StressID met en jeu des capteurs portables pour récolter les réponses physiologiques issues d’un électrocardiogramme (ECG), d’un capteur d’activité électrodermal (EDA) et d’un capteur de respiration. Ces données sont associées à des enregistrements audios et vidéos synchronisés sur le visage des participants.
À terme, les résultats fournis par l’analyse des données de StressID pourraient être utilisés dans des applications santé. La détection poussée du stress a en effet de nombreux intérêts dans le secteur médical. « Par exemple, les patients autistes peuvent être sensibles au stress lors des examens médicaux, et il est important de pouvoir le détecter rapidement pour anticiper et mieux gérer l’état du patient », précise la doctorante.
Hava Chaptoukaev a d’ailleurs remporté le prix NeurIPS 2023 Scholar Award lors de la 37e Conférence Neural Information Processing Systems qui s’est tenue en décembre 2023 aux États-Unis. StressID constitue une base de données pour l’identification du stress à partir de données unimodales et multimodales. Sa force est d’une part de pouvoir collecter l’ensemble des modalités (vidéo, audio, signaux biologiques) de manière synchronisée et en haute qualité. D’autre part, StressID a pour atout de comporter les enregistrements d’un nombre élevé de participants.
Données et protocole de l’expérience
StressID est issu de l’analyse de 65 sujets ayant permis d’obtenir 39 heures de données annotées. Les participants volontaires, 18 femmes et 47 hommes âgés de 21 à 55 ans, sont des étudiants et des travailleurs du domaine de la science, de la technologie, de l’ingénierie et des mathématiques. Une maîtrise suffisante de l’anglais est indispensable pour effectuer les 11 tâches proposées aux participants pour évaluer leur niveau de stress et de relaxation.
Parmi les tâches à réaliser : des exercices de prise de parole en public, de lecture, ou encore des tests de couleur et des comptages. L’exercice qui est considéré à l’issue des analyses comme le plus stressant est d’ailleurs celui du comptage. Sa consigne : « Commencez à compter à rebours à partir de 1011 en soustrayant 7 pendant 1 minute (aussi vite que possible) ».
Hava Chaptoukaev pointe que « les tâches utilisées sont établies cliniquement et les protocoles existent déjà. Nous les avons sélectionnées de façon à constituer une liste d’exercices les plus variés possibles. Elles sont aussi validées par une psychologue qui a aiguillé leur sélection. »
Différents déclencheurs sont utilisés dans l’identification du stress. Ils sont exploités à travers une tâche de respiration guidée (pour obtenir une référence de base de l’état de stress des sujets), 2 clips vidéo émotionnels, 7 exercices interactifs différents, et une tâche de relaxation finale.

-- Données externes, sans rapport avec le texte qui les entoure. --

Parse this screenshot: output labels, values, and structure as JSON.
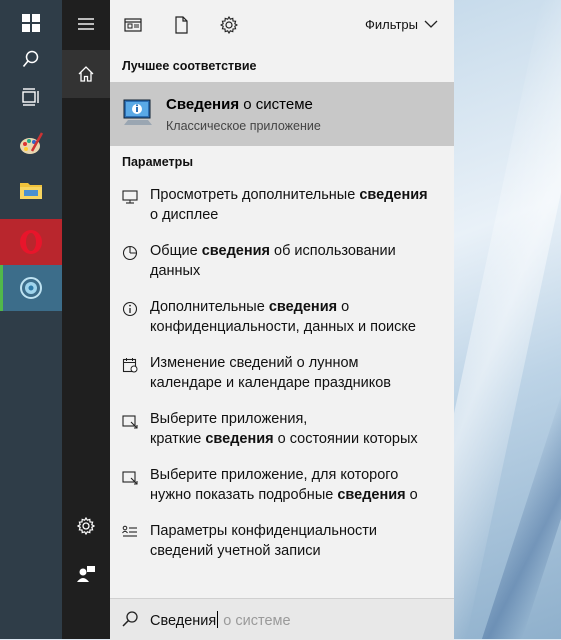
{
  "taskbar": {
    "items": [
      {
        "name": "windows-start"
      },
      {
        "name": "search"
      },
      {
        "name": "task-view"
      },
      {
        "name": "paint-app"
      },
      {
        "name": "file-explorer"
      },
      {
        "name": "opera-browser",
        "active": true,
        "color": "#b9262d"
      },
      {
        "name": "system-info-app",
        "active": true,
        "color": "#3c6d8a"
      }
    ]
  },
  "topbar": {
    "filters_label": "Фильтры"
  },
  "best_match": {
    "heading": "Лучшее соответствие",
    "title_bold": "Сведения",
    "title_rest": " о системе",
    "subtitle": "Классическое приложение"
  },
  "settings": {
    "heading": "Параметры",
    "items": [
      {
        "icon": "monitor-icon",
        "parts": [
          "Просмотреть дополнительные ",
          "сведения",
          "\nо дисплее"
        ]
      },
      {
        "icon": "pie-chart-icon",
        "parts": [
          "Общие ",
          "сведения",
          " об использовании\nданных"
        ]
      },
      {
        "icon": "info-icon",
        "parts": [
          "Дополнительные ",
          "сведения",
          " о\nконфиденциальности, данных и поиске"
        ]
      },
      {
        "icon": "calendar-icon",
        "parts": [
          "Изменение сведений о лунном\nкалендаре и календаре праздников",
          "",
          ""
        ]
      },
      {
        "icon": "notification-icon",
        "parts": [
          "Выберите приложения,\nкраткие ",
          "сведения",
          " о состоянии которых"
        ]
      },
      {
        "icon": "notification-icon",
        "parts": [
          "Выберите приложение, для которого\nнужно показать подробные ",
          "сведения",
          " о"
        ]
      },
      {
        "icon": "account-list-icon",
        "parts": [
          "Параметры конфиденциальности\nсведений учетной записи",
          "",
          ""
        ]
      }
    ]
  },
  "search": {
    "typed": "Сведения",
    "suggestion": " о системе"
  }
}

Grâce à son protocole, StressID vient combler les lacunes des nombreuses bases de données existantes sur l’émotion et sa classification. Les bases de données sur le stress sont en effet rares, et celles qui existent ont pour inconvénient leur nombre très limité de participants. Les données sont accessibles sur demande comme le souligne Maria Zualaga : « Il y a simplement une vérification pour accéder à l’ensemble des données. Il faut au préalable signer un accord sur leur bonne utilisation, car elles sont destinées à des recherches. »
Contributions fournies par StressID
Parmi les contributions du projet StressID figure d’abord un nouvel ensemble de données multimodal centré sur les tâches stressantes. Il présente ensuite des modalités synchronisées et annotées ainsi que des auto-évaluations des participants sur leurs niveaux de relaxation, de stress, d’excitation, mais aussi de valence qui traduit en psychologie un état émotionnel positif ou négatif.
Le protocole expérimental fourni est facile à reproduire pour l’enregistrement des réponses comportementales et physiologiques à divers déclencheurs par le biais de capteurs portables et globaux. Des instructions pour l’exploitation de l’ensemble de données sont également accessibles. Plusieurs modèles de base sont disponibles en open source pour la reconnaissance du stress grâce aux signaux vidéos, audios et physiologiques, ainsi que des modèles multimodaux associant ces trois entrées.
« Les participants nous disent s’ils ont ressenti des sensations négatives ou positives, mais aussi à quel point ils se sont impliqués dans la tâche. Peu de personnes se sont senties en colère ou tristes en faisant nos expériences, mais bon nombre les trouvaient amusantes », signale Hava Chaptoukaev.
« StressID est le fruit de la collaboration entre plusieurs universités. Il fait intervenir des experts du traitement de données, des vidéos et de l’audio », révèle Maria Zuluaga. Elle ajoute que « le projet sera élargi pour se pencher davantage sur les données physiologiques » avec pour ambition à long terme de prédire le stress en utilisant des dispositifs et des capteurs non invasifs.